Pandas version checks
-
[X] I have checked that this issue has not already been reported.
-
[X] I have confirmed this bug exists on the latest version of pandas.
-
[X] I have confirmed this bug exists on the main branch of pandas.
Reproducible Example
pd.to_datetime("2017-09-18") - pd.offsets.YearBegin()
#> Timestamp('2017-01-01 00:00:00') - My expectation was correct as I expected exactly the output of the function
pd.to_datetime("2018-01-01") - pd.offsets.YearBegin()
#> Timestamp('2017-01-01 00:00:00') - My expectation was wrong as I expected Timestamp('2018-01-01 00:00:00')
Issue Description
Hello,
The documentation for offsets.YearBegin
states "DateOffset increments between calendar year begin dates."

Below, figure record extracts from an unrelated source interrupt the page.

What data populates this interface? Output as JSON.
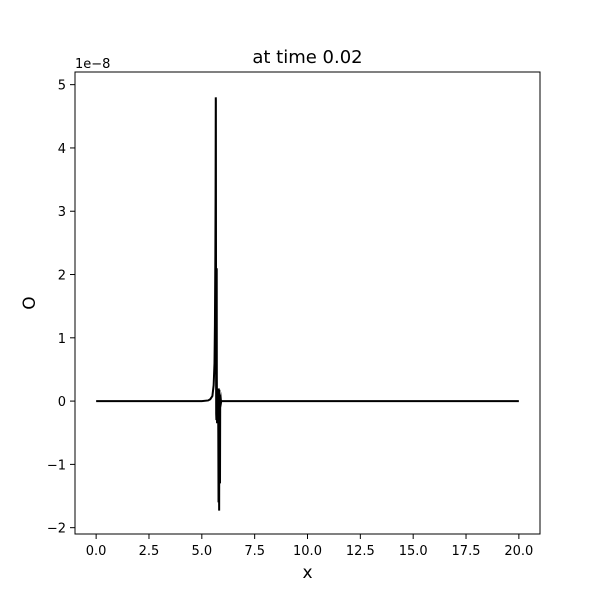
{
  "chart_data": {
    "type": "line",
    "title": "at time 0.02",
    "xlabel": "x",
    "ylabel": "O",
    "y_offset_label": "1e−8",
    "xlim": [
      -1.0,
      21.0
    ],
    "ylim": [
      -2.1,
      5.2
    ],
    "x_ticks": [
      0.0,
      2.5,
      5.0,
      7.5,
      10.0,
      12.5,
      15.0,
      17.5,
      20.0
    ],
    "x_tick_labels": [
      "0.0",
      "2.5",
      "5.0",
      "7.5",
      "10.0",
      "12.5",
      "15.0",
      "17.5",
      "20.0"
    ],
    "y_ticks": [
      -2,
      -1,
      0,
      1,
      2,
      3,
      4,
      5
    ],
    "y_tick_labels": [
      "−2",
      "−1",
      "0",
      "1",
      "2",
      "3",
      "4",
      "5"
    ],
    "grid": false,
    "line_color": "#000000",
    "series": [
      {
        "x": [
          0.0,
          5.0,
          5.3,
          5.4,
          5.5,
          5.56,
          5.6,
          5.62,
          5.64,
          5.65,
          5.66,
          5.665,
          5.67,
          5.675,
          5.68,
          5.69,
          5.7,
          5.705,
          5.71,
          5.72,
          5.73,
          5.74,
          5.75,
          5.76,
          5.77,
          5.78,
          5.79,
          5.8,
          5.81,
          5.82,
          5.83,
          5.84,
          5.85,
          5.86,
          5.87,
          5.88,
          5.89,
          5.9,
          5.91,
          5.92,
          6.0,
          10.0,
          20.0
        ],
        "y": [
          0.0,
          0.0,
          0.01,
          0.03,
          0.08,
          0.25,
          0.6,
          1.2,
          2.3,
          3.2,
          4.8,
          4.75,
          2.5,
          0.5,
          -0.2,
          -0.3,
          0.3,
          2.1,
          0.4,
          -0.35,
          0.05,
          -0.15,
          0.05,
          -0.3,
          0.1,
          -0.5,
          -1.6,
          0.2,
          -0.8,
          -1.73,
          0.18,
          -0.1,
          -0.6,
          -1.3,
          0.1,
          -0.02,
          0.0,
          0.02,
          -0.02,
          0.0,
          0.0,
          0.0,
          0.0
        ]
      }
    ]
  }
}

I do not understand if my expectations about the behaviour of offsets.YearBegin
are correct or not. Please see the code below:
pd.to_datetime("2017-09-18") - pd.offsets.YearBegin()
#> Timestamp('2017-01-01 00:00:00') - My expectation was correct as I expected exactly the output of the function
pd.to_datetime("2018-01-01") - pd.offsets.YearBegin()
#> Timestamp('2017-01-01 00:00:00') - My expectation was wrong as I expected Timestamp('2018-01-01 00:00:00')
Why if I subtract offsets.YearBegin()
from the first day of the year I get the first day of the previous year? Is this expected?
If so, I could improve the documentation. If not, I guess this could be a bug.
Thanks in advance.
Expected Behavior
pd.to_datetime("2018-01-01") - pd.offsets.YearBegin()
#> Timestamp('2018-01-01 00:00:00')
Installed Versions
pandas 1.4.4 Python 3.9.16
Comment From: MarcoGorelli
Thanks for the report,
I'd have expected - pd.offsets.YearBegin(n=0)
to go to the beginning of the current year (just like how + pd.offsets.YearBegin(n=0)
) goes to the end of the current year
+ pd.offsets.YearBegin() - pd.offsets.YearBegin()
seems to work for what you're trying to do:
In [74]: to_datetime(["2017-09-18", "2018-01-01"]) + pd.offsets.YearBegin() - pd.offsets.YearBegin()
Out[74]: DatetimeIndex(['2017-01-01', '2018-01-01'], dtype='datetime64[ns]', freq=None)
Is this expected?
Not sure, I'll take a look this week
ps. Ciao Mirko!
Comment From: jbrockmendel
instead of addition/subtraction you want rollforward/rollback
Comment From: MarcoGorelli
sure, but that can't be vectorised, can it? I can do
to_datetime(["2017-09-18", "2018-01-01"]) + pd.offsets.YearBegin()
but
pd.offsets.YearBegin().rollbackward(to_datetime(["2017-09-18", "2018-01-01"]))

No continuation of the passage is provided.